Obama’s initiative comes a month after the massacre of 26 schoolchildren and educators at Sandy Hook Elementary School in Newtown, Conn., a tragedy that shocked the nation in a way that other mass shootings have not. Included in the audience were victims’ families. On stage with the president were four children who had written him letters after the Newtown massacre.
“This is our first task as a society, keeping our children safe,” Obama said. “This is how we will be judged. And their voices should compel us to change.”
Obama faced criticism for appearing to use children as props in his effort to enact controversial legislation. But that was the point: The fact that so many children – 20 first-graders – were killed in Newtown touched Obama like nothing else in his presidency, he has said himself, and he has made gun control a top priority as he starts his second term.
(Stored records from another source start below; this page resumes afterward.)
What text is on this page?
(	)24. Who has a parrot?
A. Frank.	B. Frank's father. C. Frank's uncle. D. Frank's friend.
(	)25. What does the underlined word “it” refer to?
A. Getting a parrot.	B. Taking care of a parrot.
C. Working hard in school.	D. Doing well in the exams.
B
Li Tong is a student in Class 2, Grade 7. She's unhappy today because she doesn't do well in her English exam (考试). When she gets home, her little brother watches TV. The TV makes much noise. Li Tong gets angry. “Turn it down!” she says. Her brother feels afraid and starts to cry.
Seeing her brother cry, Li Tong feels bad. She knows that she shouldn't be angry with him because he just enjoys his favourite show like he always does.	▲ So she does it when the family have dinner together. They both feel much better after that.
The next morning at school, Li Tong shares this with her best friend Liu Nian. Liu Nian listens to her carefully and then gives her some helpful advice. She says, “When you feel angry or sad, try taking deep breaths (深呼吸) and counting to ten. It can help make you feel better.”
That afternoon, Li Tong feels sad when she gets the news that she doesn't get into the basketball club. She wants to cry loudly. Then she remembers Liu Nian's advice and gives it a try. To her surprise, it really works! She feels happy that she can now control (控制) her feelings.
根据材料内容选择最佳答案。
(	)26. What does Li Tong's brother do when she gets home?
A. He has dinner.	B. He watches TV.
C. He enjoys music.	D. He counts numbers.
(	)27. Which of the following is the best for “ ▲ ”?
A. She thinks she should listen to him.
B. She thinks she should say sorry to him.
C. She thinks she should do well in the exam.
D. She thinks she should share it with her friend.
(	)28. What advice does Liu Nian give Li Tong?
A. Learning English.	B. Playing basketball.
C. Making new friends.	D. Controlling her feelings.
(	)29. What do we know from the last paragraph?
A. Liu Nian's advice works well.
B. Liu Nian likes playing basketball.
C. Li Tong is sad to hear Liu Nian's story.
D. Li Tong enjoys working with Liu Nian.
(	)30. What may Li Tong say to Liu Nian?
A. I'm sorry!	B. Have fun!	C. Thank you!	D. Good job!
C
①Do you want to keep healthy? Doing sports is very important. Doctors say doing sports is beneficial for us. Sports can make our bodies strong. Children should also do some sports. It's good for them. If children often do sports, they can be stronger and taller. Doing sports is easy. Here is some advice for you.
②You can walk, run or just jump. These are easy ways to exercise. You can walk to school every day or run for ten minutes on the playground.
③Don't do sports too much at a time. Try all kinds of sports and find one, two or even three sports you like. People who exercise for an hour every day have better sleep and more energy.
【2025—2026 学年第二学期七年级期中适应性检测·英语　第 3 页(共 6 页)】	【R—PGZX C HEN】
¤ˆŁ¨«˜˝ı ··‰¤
“In the days ahead I intend to use whatever weight this office holds to make [new gun laws] a reality,” Obama said, “because while there is no law or set of laws that can prevent every senseless act of violence completely, no piece of legislation that will prevent every tragedy, every act of evil, if there is even one thing we can do to reduce this violence, if there's even one life that can be saved, then we've got an obligation to try.”
A new ban on assault weapons may be the hardest to enact. An earlier ban was in place from 1994 to 2004, but expired amid opposition by members of Congress from both parties and by the gun lobby. Gun rights activists have said the law was ineffective, as gun manufacturers easily found ways around it. Ditto the accompanying ban on high-capacity magazines, those that contain more than 10 rounds. But pro-gun forces still oppose such measures, saying they represent the start of a “slippery slope” toward more restrictive measures on gun ownership.